L’occupation de Cracovie est encore un de ces évènemens militaires de la paix, qui ont lieu l’arme au bras, et se terminent la plume à la main. D’abord, cette occupation était contraire aux traités de Vienne. Puis, la manière dont elle s’était exécutée semblait annoncer de grandes rigueurs. En cet état de choses, la France et l’Angleterre, ou l’Angleterre et la France, avaient de grands devoirs à remplir. Il fallait encore cette fois réclamer l’exécution des traités de Vienne, et protester contre un acte qui les enfreignait. Mais les traités de Vienne, disait-on, sont comme tous les traités du monde ; ils ont un côté par lequel ils ne sont pas tout-à-fait inviolables, et cela pour la France, comme pour l’Autriche, comme pour la Russie, c’est quand ils se trouvent en opposition avec le plus ancien de tous les traités, celui qui est antérieur même à la diplomatie, et qu’on nomme le droit commun.

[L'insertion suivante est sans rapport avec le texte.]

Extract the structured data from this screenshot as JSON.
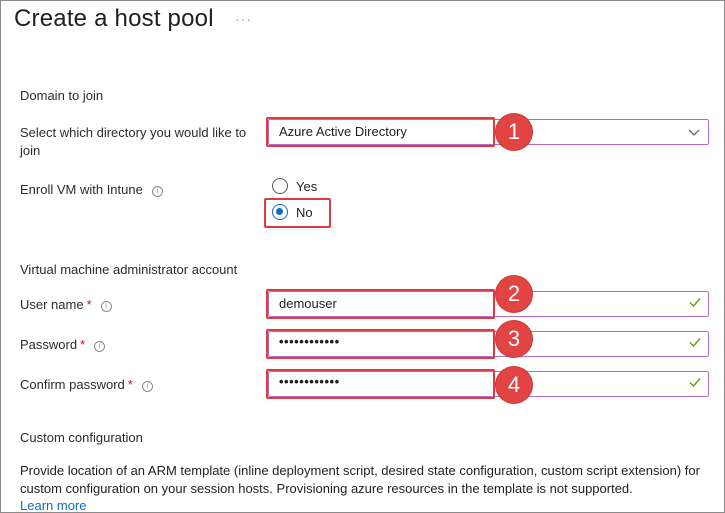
{
  "header": {
    "title": "Create a host pool",
    "more": "···"
  },
  "domain": {
    "section": "Domain to join",
    "directory_label": "Select which directory you would like to join",
    "directory_value": "Azure Active Directory",
    "intune_label": "Enroll VM with Intune",
    "options": [
      {
        "label": "Yes",
        "selected": false
      },
      {
        "label": "No",
        "selected": true
      }
    ]
  },
  "admin": {
    "section": "Virtual machine administrator account",
    "username_label": "User name",
    "username_value": "demouser",
    "password_label": "Password",
    "password_value": "••••••••••••",
    "confirm_label": "Confirm password",
    "confirm_value": "••••••••••••",
    "required_marker": "*"
  },
  "custom": {
    "section": "Custom configuration",
    "description": "Provide location of an ARM template (inline deployment script, desired state configuration, custom script extension) for custom configuration on your session hosts. Provisioning azure resources in the template is not supported.",
    "link": "Learn more"
  },
  "callouts": [
    "1",
    "2",
    "3",
    "4"
  ],
  "colors": {
    "accent": "#0f6cbd",
    "callout": "#e24444",
    "field_border": "#b36cc8",
    "valid_check": "#57a300",
    "required": "#c50f1f"
  },
  "icons": {
    "info": "info-icon",
    "chevron": "chevron-down-icon",
    "check": "checkmark-icon"
  }
}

Avec ce vieux traité, ajoutait-on, tout autorise à vous défendre au besoin, et à pourvoir d’urgence à votre sûreté personnelle, que vous soyez un homme, ou que vous soyez une nation. C’est de là qu’on arguait pour motiver l’occupation d’un territoire où s’étaient réfugiés les débris de l’insurrection polonaise. M. de Broglie et lord Palmerston avaient sans doute trouvé de bonnes raisons à opposer à ces objections de la diplomatie étrangère ; mais ces raisons n’avaient produit aucun résultat jusqu’à ce jour. Les négociations ayant continué depuis la retraite de M. de Broglie, il paraît que l’évacuation de Cracovie ne tardera pas à être complète. Il ne reste déjà plus que deux cents hommes qui suivront prochainement le reste des troupes d’occupation, si lord Palmerston consent à mettre un peu de liant dans cette affaire.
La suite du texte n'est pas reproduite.